In Shakespearean theatre, it was conventional not to notice the gender disguises (in fact I’ve watched an excellent all-women Taming of the Shrew at the Globe), and Shakespeare in Love asks us to grant the same leeway, as Viola first plays a woman auditioning to play a man and later plays a man playing a woman. As the young man auditioning to play Romeo, Viola wears a moustache and trousers and yet somehow inspires stirrings in Will’s breeches; later, at a dance, he sees her as a woman and falls instantly in love.
With Will’s love interest ignited his writer’s block disappears and he finds himself writing one of the world’s greatest plays. Like Romeo and Ethel, both “Star cross lovers” their love is doomed as Viola is to be married in two weeks to the odious Lord Wessex (Colin Firth), who will trade his title for her father’s cash.
The title of the play is suggested by vain Ned Alleyn (Ben Affleck) who was London Elizabethan theatre’s greatest actor at the time and to his surprise finds his character dies in Act 3.
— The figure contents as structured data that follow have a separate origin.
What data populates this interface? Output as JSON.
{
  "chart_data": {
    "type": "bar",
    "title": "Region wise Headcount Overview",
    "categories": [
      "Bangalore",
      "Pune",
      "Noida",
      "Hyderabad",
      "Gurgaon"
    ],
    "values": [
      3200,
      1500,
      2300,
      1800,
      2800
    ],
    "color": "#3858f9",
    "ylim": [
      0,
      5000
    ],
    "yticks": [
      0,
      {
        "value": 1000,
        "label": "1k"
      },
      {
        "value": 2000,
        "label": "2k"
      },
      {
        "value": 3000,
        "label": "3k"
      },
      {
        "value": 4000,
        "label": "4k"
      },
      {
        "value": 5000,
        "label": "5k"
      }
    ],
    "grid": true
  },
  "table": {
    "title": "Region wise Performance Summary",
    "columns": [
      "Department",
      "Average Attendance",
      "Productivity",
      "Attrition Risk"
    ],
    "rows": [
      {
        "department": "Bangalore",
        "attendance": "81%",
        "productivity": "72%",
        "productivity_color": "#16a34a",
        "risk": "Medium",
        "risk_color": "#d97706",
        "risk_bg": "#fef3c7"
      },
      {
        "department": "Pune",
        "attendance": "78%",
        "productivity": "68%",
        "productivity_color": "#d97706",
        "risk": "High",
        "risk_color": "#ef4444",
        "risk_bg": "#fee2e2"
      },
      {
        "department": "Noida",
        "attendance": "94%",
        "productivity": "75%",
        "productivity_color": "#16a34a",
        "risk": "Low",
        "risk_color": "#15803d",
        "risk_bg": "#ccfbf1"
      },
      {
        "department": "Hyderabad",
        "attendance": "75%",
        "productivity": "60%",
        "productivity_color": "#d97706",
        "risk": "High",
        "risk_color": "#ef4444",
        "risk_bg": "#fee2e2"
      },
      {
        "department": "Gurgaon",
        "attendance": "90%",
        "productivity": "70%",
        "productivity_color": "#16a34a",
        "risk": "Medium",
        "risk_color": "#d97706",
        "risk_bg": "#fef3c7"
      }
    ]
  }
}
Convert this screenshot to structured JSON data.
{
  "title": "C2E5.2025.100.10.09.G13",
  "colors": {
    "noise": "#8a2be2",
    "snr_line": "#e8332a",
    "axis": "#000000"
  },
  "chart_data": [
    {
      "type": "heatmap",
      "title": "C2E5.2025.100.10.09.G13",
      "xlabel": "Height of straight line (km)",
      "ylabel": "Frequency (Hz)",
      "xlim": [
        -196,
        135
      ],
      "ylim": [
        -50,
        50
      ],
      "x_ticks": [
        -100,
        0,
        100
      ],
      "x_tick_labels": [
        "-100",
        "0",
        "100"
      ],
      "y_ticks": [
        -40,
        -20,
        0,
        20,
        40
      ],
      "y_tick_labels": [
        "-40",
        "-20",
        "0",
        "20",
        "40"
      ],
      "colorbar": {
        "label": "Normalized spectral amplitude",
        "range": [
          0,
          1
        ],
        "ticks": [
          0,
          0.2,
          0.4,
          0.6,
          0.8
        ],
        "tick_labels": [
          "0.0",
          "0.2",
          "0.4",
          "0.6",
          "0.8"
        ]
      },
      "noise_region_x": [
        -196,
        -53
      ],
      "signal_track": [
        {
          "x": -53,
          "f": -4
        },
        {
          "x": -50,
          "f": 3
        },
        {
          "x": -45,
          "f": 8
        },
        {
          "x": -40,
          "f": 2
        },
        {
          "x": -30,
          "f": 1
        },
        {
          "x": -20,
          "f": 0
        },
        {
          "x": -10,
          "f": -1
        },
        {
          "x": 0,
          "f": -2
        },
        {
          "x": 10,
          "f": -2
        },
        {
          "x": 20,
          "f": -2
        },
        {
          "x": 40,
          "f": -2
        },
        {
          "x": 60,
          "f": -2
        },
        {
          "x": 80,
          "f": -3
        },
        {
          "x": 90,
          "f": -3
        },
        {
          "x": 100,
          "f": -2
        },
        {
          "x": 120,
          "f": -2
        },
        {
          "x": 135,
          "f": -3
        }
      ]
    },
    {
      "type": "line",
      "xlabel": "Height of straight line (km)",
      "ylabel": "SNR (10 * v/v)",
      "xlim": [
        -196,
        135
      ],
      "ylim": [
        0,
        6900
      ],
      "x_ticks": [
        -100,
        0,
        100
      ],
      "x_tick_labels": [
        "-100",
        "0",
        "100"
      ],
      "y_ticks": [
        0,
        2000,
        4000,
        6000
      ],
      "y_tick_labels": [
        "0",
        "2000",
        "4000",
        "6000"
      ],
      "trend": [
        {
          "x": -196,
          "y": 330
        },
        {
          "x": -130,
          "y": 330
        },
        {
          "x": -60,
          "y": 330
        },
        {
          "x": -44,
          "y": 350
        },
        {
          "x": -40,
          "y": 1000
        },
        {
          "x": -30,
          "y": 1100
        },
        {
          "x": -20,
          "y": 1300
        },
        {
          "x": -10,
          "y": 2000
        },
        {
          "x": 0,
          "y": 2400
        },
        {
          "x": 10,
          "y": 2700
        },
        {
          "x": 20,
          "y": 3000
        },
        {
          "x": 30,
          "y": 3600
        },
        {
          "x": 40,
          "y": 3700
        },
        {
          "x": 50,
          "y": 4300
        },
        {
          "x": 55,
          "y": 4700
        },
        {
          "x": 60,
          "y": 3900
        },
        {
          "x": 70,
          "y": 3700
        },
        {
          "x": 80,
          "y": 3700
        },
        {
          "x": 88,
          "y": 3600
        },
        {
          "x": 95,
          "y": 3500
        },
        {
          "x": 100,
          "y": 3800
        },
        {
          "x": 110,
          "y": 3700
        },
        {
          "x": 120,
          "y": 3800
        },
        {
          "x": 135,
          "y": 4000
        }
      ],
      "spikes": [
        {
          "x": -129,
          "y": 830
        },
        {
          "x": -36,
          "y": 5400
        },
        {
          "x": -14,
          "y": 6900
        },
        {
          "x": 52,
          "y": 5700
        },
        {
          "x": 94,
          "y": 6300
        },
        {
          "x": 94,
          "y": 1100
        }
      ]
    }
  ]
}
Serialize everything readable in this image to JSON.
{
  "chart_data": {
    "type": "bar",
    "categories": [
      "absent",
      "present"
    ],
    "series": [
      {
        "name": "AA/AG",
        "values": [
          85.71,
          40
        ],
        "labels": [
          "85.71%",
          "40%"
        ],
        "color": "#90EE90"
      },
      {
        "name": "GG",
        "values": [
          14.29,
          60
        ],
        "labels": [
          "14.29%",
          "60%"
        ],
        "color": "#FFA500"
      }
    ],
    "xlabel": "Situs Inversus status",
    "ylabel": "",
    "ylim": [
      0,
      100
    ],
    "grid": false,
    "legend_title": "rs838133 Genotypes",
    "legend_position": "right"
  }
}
Like the play we know today, the film is a romance that leaps across barriers of wealth, titles and class. The story is ingeniously Shakespearean in its dimensions, including high and low comedy, coincidences, masquerades and jokes about itself.
At the same time we get a good sense of how the audience was deployed in the theatres, where they stood or sat and what their view was like, and also information about costuming, props and stagecraft, this was, after all, a city in which 1 in 10 went to the theatre every week.
It all goes to show that London, the West End and cabbies have hardly changed these past 400 years.